Paper figure 4: Training curves and samples at different stages of training. We can see a clear correlation between lower error and better sample quality. Upper left: the generator is an MLP with 4 hidden layers and 512 units at each layer. The loss decreases consistently as training progresses and sample quality increases. Upper right: the generator is a standard DCGAN. The loss decreases quickly and sample quality increases as well. In both upper plots the critic is a DCGAN without the sigmoid so losses can be subjected to comparison. Lower half: both the generator and the discriminator are MLPs with substantially high learning rates (so training failed). Loss is constant and samples are constant as well. The training curves were passed through a median filter for visualization purposes.

You can learn more about WGAN at ICML or by reading the paper.

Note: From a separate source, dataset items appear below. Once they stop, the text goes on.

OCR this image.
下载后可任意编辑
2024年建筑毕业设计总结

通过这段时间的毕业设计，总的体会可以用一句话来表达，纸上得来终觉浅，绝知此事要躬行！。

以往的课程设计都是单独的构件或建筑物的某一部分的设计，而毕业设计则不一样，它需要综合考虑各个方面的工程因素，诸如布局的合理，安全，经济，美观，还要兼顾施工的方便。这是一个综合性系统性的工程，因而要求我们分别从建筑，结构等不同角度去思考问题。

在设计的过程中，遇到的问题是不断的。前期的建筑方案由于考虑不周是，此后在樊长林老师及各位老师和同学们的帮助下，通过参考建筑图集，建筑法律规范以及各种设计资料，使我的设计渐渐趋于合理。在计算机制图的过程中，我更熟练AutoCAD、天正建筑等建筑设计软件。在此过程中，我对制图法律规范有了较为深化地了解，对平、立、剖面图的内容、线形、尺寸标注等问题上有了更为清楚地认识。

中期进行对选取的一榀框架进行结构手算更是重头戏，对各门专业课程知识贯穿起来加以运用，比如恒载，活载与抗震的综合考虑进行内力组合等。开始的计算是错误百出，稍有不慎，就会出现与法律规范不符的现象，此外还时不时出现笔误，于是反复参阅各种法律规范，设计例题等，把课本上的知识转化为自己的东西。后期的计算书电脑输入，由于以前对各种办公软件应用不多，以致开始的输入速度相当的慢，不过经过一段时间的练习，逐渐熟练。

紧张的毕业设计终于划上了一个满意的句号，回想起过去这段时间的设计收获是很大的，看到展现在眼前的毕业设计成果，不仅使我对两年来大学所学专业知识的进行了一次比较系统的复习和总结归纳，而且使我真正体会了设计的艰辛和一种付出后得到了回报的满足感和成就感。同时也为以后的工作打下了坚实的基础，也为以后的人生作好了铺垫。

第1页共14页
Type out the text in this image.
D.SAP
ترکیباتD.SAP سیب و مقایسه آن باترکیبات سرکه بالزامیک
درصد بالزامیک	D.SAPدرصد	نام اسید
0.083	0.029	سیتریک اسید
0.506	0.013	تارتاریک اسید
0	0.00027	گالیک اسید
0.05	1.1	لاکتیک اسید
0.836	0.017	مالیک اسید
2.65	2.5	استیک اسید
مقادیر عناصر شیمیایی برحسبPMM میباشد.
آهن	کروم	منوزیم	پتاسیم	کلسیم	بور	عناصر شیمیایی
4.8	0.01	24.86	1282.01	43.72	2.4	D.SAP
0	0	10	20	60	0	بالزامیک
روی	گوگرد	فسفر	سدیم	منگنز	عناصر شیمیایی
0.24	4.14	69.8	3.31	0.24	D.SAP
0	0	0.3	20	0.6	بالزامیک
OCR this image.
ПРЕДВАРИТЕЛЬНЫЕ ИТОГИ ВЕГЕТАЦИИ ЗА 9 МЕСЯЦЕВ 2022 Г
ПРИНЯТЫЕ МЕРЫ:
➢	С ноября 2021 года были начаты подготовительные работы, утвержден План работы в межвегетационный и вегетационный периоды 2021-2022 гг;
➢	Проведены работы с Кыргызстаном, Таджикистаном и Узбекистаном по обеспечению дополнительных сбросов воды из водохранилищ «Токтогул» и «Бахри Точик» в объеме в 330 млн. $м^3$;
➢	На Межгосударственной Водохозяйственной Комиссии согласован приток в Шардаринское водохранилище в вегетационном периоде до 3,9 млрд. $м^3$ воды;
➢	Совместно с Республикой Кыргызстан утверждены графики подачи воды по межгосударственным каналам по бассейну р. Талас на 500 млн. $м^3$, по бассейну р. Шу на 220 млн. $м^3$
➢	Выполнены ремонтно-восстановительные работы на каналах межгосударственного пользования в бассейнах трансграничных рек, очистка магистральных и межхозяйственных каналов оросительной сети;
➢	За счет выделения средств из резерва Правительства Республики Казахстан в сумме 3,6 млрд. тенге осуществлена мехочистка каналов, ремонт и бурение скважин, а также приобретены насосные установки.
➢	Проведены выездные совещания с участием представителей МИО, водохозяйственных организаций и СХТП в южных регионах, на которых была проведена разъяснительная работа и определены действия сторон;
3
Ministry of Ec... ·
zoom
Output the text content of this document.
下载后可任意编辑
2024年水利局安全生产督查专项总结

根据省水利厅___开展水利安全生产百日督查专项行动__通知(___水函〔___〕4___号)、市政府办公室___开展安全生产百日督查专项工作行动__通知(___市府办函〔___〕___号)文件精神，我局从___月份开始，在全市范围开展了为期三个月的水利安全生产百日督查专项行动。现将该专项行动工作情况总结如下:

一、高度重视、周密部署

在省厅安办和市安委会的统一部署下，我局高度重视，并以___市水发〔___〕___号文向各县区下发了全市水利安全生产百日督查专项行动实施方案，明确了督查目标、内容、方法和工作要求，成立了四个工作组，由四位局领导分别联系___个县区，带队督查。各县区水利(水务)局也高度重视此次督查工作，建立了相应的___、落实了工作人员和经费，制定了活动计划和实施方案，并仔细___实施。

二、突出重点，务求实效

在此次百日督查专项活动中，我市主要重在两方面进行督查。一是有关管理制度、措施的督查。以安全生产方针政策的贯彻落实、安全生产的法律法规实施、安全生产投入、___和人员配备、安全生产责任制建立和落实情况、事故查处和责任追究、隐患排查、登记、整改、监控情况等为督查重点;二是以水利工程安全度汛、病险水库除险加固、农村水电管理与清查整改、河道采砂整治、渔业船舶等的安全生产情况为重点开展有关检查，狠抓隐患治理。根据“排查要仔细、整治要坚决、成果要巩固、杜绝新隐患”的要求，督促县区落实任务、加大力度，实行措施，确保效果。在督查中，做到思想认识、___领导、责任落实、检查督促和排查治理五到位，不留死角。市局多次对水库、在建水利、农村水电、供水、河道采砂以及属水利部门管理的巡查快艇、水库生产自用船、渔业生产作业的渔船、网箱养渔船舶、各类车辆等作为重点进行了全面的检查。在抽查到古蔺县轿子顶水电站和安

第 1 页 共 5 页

This is one highlight of a much larger body of work being presented by Facebook researchers at ICML. In addition to presenting papers, and our workshop presence, Facebook researchers are on hand at ICML to collaborate with the community, as we collectively seek to advance our scientific knowledge across the field of Machine Learning.

Facebook Papers at ICML

High-Dimensional Variance-Reduced Stochastic Gradient Expectation-Maximization Algorithm
Rongda Zhu, Lingxiao Wang, Chengxiang Zhai, Quanquan Gu

An Analytical Formula of Population Gradient for two-layered ReLU network and its Applications in Convergence and Critical Point Analysis
Yuandong Tian

Convolutional Sequence to Sequence Learning
Jonas Gehring, Michael Auli, David Grangier, Denis Yarats, Yann Dauphin

Efficient softmax approximation for GPUs
Edouard GraveArmand Joulin, Moustapha Cisse, David GrangierHervé Jégou

Gradient Boosted Decision Trees for High Dimensional Sparse Output
Si Si, Huan Zhang, Sathiya Keerthi, Dhruv Mahajan, Inderjit Dhillon, Cho-Jui Hsieh

Language Modeling with Gated Convolutional Networks
Yann DauphinAngela FanMichael AuliDavid Grangier

Parseval Networks: Improving Robustness to Adversarial Examples
Moustapha Cisse, Piotr Bojanowski, Edouard Grave

Unsupervised Learning by Predicting Noise
Piotr Bojanowski, Armand Joulin

Wasserstein Generative Adversarial Networks
Martin Arjovsky, Soumith ChintalaLeon Bottou

Workshop

Video Games and Machine Learning (VGML) workshop, focuses on complex games that provide interesting and hard challenges for machine learning. The workshop aims to bring together attendees from the video game industry and machine learning (reinforcement learning) community, to benefit both communities.